Hamster eggs undergo repetitive increases in cytoplasmic free calcium concentration ([Ca2+]i) at fertilization or after injecting guanosine-5'-0-(3-thiotriphosphate) (GTP[S]). We report the effects of protein kinase C (PKC) agonists and antagonists on these repetitive [Ca2+]i transients as measured by their associated membrane potential hyperpolarizing responses (HRs). Iontophoretic injection of GTP[S] into unfertilized eggs caused a series of repetitive HRs that declined in amplitude with time.

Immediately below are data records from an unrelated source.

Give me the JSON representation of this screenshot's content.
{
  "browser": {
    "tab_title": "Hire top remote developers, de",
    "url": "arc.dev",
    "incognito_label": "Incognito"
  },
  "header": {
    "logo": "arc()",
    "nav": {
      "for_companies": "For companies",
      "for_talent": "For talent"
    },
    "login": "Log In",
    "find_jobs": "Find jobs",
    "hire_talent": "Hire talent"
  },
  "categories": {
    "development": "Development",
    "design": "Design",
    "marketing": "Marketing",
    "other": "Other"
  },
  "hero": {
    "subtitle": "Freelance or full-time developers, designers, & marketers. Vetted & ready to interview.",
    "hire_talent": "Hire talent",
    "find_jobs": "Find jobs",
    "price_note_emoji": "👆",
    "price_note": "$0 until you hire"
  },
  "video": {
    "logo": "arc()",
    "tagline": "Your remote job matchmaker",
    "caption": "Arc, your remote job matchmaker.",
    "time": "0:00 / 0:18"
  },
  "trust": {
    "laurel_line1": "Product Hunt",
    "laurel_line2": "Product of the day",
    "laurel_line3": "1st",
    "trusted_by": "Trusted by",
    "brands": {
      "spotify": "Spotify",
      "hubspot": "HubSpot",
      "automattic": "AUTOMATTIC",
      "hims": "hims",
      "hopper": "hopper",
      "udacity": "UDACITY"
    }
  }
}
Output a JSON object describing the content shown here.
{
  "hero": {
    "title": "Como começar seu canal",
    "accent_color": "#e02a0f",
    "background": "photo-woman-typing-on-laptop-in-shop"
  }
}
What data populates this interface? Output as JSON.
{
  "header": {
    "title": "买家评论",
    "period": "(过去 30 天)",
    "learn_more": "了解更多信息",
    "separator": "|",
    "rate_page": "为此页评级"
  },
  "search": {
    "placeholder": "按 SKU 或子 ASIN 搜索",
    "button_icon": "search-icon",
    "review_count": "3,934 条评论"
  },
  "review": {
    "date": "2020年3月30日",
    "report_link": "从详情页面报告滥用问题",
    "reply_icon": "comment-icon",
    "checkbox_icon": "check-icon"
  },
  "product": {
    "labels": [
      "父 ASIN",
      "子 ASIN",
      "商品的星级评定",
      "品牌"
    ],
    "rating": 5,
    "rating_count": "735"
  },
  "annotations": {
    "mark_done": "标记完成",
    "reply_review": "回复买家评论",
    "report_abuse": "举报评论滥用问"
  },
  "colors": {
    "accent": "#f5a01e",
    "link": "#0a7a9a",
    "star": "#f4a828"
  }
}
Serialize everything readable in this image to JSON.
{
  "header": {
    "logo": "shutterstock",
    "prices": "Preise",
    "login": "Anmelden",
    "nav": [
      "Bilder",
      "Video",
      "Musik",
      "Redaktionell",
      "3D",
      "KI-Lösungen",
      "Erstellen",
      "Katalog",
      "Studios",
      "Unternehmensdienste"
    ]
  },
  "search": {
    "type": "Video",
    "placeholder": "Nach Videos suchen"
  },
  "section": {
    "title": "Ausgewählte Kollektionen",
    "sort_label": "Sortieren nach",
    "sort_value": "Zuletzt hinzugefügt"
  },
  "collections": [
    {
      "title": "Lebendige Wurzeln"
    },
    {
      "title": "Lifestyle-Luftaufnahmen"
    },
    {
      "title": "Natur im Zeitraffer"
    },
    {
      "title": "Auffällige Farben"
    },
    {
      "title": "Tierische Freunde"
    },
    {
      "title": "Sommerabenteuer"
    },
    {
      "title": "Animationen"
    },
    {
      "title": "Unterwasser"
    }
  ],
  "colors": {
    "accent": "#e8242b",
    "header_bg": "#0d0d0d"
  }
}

Continuous injection of inositol 1,4,5-trisphosphate (InsP3) also caused a series of repetitive HRs, but these HRs declined in amplitude less markedly. GTP[S]-induced HRs were inhibited by the PKC agonists phorbol 12-myristate 13-acetate ( TPA) (100 nM) and 1,2-dioctanoyl-glycerol (diC8) (250 microM). Conversely the PKC inhibitor sphingosine (10 microM) enhanced the number of large HRs after GTP[S] injection. TPA or sphingosine did not alter InsP3-induced HRs. We suggest that G-protein-mediated InsP3 production causes repetitive [Ca2+]i transients but that GTP[S] injection stimulates a negative feedback loop involving PKC. Adding TPA (100 nM) before insemination caused a reduction in the frequency of HRs at fertilization, but neither TPA nor sphingosine affected the frequency or size of HRs when they were added after the start of fertilization. Fertilizing sperm may stimulate G-protein-mediated InsP3 production in a way that precludes feedback inhibition by PKC.[1]